Serena’s values and motivations morph in just about every episode, but UnReal gets closest to the vicious insight at which it once excelled when challenging the dynamics between Serena and her male suitors. A startling sequence in a later episode comes out of Rachel encouraging bumbling producer Chet (Craig Bierko) to ask the men about their views on feminism, leading to some of the supposed “good guys” revealing the angry misogyny lurking just beneath the surface.

The season also reevaluates its core cast of puppeteer characters. Rachel, a master liar with a flair for manipulation, returns to the set determined to practice “essential honesty.” The slightly less ruthless Jay (Jeffrey Bowyer-Chapman) tries to play the game harder in pursuit of running his own show. Quinn, once an unstoppable force who would make an excellent comic book supervillain, finds herself on thin ice with a furious network that doesn’t want any more backstage drama.

All of these adjustments are, as UnReal can be at its best, sharp and self-aware. The trouble is that they’re far outmatched by a series of cringe-inducing decisions that make it clear exactly how badly the show burned itself last season.

A second glance confirms that UnReal is still a mess

As I sat there after mainlining five UnReal episodes in a row, it took me maybe three minutes to realize that there are still so many things that don’t square up in this new iteration of the show.
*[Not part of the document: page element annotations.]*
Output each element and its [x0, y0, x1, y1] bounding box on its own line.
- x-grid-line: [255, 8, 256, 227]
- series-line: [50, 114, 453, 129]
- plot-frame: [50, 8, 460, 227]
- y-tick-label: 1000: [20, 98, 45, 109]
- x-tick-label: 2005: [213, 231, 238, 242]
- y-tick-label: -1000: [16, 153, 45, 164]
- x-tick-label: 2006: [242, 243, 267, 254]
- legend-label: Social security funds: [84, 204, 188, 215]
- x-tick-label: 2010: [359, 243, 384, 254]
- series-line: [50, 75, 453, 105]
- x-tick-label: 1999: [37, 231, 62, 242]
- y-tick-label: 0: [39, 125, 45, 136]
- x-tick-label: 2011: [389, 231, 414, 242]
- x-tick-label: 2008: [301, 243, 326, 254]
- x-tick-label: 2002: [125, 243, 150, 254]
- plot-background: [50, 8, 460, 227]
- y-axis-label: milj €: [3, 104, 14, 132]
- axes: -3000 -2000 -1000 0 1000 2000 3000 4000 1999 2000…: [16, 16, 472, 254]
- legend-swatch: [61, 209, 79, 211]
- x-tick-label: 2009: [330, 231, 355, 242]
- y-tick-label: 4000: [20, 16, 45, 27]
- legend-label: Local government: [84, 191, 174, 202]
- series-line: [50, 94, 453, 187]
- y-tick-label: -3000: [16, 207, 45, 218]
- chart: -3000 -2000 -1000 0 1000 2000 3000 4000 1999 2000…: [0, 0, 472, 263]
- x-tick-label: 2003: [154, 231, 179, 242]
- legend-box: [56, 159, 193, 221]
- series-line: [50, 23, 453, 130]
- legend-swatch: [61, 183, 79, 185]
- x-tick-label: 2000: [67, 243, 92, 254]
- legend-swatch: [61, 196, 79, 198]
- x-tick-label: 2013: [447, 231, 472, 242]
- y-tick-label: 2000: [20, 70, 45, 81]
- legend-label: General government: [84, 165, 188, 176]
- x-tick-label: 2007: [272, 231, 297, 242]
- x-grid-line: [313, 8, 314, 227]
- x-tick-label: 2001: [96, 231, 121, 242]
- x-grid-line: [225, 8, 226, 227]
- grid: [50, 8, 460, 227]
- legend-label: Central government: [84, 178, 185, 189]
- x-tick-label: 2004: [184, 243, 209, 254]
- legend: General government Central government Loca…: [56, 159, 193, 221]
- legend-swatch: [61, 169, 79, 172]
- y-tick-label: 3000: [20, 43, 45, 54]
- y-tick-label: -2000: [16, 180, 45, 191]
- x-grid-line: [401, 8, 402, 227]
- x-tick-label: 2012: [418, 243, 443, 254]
Giving Quinn an arc with the highest stakes she can personally imagine — “do a good show or get exiled from the business for good” — is a decent call, especially given how good Zimmer is in the role. But her story swings wildly between Quinn furiously pursuing her own reality show “empire” and everyone drawing parallels between Quinn and Serena, the businesswoman who did everything right except find a good man. What Quinn herself seems to think changes with every passing scene.

Meanwhile, Rachel tries to dive into her mental health and traumatic past to downright perplexing effect. Though fleshing out her motivations and trauma is a good instinct, it unfortunately ends up proving that it’s just about impossible for UnReal to square what it wants to do with Rachel’s character with the scattershot portrait of mental health it had already established.

Also, that Rachel apparently pushed her abusive ex-boyfriend Jeremy (Josh Kelly) — who continues to have nothing to do outside glowering on the sidelines — into murdering two people is a sporadic topic of discussion that tends to end in “oh well, what can ya do” shrugs. Most startling still is the fact that the police shooting of a black character offscreen — part of Everlasting’s disastrous season starring a black suitor and UnReal’s worst and most confused moment to date never comes up once. For every moment in which it seems like UnReal has maybe figured out its problems, the next scene inevitably squashes it back down.

But this show’s greatest trick falls right in line with that of its fictional producers: UnReal knows how to distract its audience from the uglier truth. Even when it’s a mess, UnReal is a curled smirk of a show with an undeniable pull, if only because you want to see exactly how deep its depravity goes. The problem comes when you take a step back and realize that neither you nor the show has any idea how you got there at all.

The third season of UnReal airs Mondays at 10 pm EST on Lifetime.